Both Mexico and Brazil have already tried tinkering with drug laws to divert users who aren’t traffickers to treatment or community service instead of prison. But both Brazil’s law, passed in 2006, and Mexico’s, passed in 2009, also stiffened penalties for small-scale trafficking and gave police, prosecutors, and judges little guidance on how to distinguish between traffickers and users. So it’s impossible to know how many Mexicans or Brazilians who are serving prison time on drug charges were simply non-violent users wrongly charged as traffickers. In Mexico, the Supreme Court’s marijuana decision last month included a recognition that allowing users to grow their own protects them both from prosecution and from the risks inherent in buying from criminals.
Legalizing the possession of drugs for personal use in Brazil would probably help alleviate the country’s chronic prison overcrowding, and it would certainly allow a fresh approach to the problems of drug dependence. Inside Brazil’s prisons, drugs can be easy to get, and drug treatment is not often available, Human Rights Watch research has found.
Brazil’s Supreme Court in September put off deciding whether the law that makes possession of drugs for personal use a crime violates Article 5 of the Constitution, which guarantees a right to privacy. That right is also enshrined in the International Covenant on Civil and Political Rights and the American Convention on Human Rights.
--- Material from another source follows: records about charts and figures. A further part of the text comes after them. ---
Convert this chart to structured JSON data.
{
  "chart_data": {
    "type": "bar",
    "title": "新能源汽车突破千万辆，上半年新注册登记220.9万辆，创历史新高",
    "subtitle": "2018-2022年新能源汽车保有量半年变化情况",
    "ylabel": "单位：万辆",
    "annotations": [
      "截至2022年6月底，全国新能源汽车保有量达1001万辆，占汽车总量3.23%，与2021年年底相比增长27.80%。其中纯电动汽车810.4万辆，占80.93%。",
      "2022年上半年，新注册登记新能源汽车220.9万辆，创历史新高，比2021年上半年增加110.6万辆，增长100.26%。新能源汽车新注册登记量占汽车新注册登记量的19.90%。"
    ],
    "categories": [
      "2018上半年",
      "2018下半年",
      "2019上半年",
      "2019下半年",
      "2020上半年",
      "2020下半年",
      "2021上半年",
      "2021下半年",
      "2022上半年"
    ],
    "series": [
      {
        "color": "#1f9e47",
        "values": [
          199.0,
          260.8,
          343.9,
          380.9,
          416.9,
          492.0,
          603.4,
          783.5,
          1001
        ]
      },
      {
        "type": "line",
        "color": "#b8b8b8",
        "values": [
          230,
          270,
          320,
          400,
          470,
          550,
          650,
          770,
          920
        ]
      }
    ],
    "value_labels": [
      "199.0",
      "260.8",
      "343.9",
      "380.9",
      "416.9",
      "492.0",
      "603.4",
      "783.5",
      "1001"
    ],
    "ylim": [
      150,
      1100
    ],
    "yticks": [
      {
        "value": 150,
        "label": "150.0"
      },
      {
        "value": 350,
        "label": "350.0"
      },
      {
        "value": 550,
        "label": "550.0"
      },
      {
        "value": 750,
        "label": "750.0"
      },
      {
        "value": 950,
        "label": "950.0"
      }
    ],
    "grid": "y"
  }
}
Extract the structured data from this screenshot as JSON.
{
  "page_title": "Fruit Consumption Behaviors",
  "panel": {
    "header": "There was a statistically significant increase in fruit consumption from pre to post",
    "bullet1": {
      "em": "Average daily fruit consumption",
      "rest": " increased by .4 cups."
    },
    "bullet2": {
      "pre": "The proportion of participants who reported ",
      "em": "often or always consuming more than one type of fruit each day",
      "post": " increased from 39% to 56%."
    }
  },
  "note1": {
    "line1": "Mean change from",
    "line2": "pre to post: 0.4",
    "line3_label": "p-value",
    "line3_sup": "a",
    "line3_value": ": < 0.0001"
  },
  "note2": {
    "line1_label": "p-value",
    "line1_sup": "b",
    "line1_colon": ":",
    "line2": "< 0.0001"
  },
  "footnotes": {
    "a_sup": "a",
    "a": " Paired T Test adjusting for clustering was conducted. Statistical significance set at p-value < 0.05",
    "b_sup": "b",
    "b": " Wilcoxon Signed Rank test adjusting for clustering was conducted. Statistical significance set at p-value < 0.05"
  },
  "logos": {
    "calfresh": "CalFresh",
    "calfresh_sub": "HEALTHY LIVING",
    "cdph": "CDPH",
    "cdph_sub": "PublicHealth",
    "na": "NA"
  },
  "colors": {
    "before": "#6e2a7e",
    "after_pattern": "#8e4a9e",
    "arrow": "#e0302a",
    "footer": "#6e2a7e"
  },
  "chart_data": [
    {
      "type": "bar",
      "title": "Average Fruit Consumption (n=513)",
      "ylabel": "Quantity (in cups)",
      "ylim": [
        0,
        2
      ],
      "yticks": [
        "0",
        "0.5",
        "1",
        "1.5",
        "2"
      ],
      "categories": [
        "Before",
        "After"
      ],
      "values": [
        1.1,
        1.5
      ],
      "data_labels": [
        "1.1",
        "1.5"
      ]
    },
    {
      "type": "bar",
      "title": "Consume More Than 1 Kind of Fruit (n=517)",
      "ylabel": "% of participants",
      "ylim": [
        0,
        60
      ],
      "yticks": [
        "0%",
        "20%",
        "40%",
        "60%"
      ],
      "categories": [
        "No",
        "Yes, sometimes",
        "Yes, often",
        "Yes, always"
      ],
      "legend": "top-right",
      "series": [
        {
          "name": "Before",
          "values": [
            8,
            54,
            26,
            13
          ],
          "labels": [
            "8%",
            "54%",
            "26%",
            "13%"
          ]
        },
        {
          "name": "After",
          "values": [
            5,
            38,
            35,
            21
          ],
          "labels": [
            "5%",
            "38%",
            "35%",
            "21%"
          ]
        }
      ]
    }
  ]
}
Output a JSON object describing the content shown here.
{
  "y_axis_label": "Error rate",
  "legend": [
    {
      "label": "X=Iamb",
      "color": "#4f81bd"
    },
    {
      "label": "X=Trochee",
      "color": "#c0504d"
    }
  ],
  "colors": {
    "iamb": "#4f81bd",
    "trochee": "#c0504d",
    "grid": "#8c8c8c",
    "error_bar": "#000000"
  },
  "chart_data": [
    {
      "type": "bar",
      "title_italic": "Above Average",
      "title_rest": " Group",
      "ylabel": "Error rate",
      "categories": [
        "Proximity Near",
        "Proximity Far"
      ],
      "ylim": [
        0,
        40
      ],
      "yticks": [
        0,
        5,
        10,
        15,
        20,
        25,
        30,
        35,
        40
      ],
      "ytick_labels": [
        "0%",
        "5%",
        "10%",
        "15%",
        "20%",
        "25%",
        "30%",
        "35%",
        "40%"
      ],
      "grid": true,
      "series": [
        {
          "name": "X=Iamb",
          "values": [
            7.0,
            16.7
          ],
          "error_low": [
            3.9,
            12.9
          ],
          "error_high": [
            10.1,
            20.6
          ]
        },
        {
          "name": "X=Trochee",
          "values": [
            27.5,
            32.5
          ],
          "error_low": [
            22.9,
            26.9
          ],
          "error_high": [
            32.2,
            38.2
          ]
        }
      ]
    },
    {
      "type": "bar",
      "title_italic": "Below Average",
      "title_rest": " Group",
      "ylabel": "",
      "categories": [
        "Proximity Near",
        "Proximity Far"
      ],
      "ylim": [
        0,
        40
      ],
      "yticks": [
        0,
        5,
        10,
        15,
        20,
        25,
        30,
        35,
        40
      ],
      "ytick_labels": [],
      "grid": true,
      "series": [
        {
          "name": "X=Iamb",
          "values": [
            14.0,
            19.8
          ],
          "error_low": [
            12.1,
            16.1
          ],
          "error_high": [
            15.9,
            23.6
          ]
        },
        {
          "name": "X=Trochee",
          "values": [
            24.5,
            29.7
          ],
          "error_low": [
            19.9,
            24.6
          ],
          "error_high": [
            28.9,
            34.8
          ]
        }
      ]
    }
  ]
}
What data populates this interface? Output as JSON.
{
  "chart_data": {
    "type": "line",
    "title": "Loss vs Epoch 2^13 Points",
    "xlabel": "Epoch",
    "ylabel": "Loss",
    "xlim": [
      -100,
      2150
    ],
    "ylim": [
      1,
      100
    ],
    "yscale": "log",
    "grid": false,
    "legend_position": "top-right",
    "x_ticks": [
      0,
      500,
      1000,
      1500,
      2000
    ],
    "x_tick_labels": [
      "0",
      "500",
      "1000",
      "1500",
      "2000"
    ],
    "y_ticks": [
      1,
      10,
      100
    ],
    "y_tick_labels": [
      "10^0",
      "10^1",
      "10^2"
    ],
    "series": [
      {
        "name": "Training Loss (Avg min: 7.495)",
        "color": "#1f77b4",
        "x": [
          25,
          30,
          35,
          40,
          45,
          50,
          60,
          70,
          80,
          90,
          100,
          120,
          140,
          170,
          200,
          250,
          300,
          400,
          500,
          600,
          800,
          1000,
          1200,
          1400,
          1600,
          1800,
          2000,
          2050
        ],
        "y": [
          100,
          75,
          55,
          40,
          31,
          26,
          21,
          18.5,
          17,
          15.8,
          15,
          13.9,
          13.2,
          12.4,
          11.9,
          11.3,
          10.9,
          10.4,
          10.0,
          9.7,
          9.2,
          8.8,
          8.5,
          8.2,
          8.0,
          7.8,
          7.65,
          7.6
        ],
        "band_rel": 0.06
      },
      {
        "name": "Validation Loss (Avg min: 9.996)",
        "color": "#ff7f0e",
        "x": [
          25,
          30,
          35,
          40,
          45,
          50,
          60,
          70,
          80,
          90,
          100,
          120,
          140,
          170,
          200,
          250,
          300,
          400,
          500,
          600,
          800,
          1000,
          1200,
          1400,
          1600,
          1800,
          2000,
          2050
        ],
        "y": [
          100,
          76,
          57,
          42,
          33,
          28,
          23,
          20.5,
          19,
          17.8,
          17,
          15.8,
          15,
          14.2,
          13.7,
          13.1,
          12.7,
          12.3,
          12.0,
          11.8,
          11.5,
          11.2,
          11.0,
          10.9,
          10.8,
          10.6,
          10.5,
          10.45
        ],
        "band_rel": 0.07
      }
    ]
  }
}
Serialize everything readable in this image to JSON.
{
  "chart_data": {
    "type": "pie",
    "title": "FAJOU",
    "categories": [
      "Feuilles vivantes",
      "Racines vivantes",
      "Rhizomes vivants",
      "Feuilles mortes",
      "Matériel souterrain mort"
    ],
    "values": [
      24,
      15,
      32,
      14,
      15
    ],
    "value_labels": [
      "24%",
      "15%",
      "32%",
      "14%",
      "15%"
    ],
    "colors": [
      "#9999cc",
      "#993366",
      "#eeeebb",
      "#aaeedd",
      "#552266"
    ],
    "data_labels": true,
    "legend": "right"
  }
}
An affirmative decision in the case would not only represent long-overdue recognition of personal sovereignty, it would provide an opportunity to pivot toward managing drug dependence as an illness instead of a crime.
The United Nations General Assembly is planning a special session on drug policy in 2016, giving Brazil a chance to assume a leadership role in diverting resources from prosecution of users to treatment of those who are drug-dependent. Brazil should step into that role. After all, as the Single Convention on Narcotic Drugs put it in 1961, the purpose of drug policy is “the health and welfare of mankind.”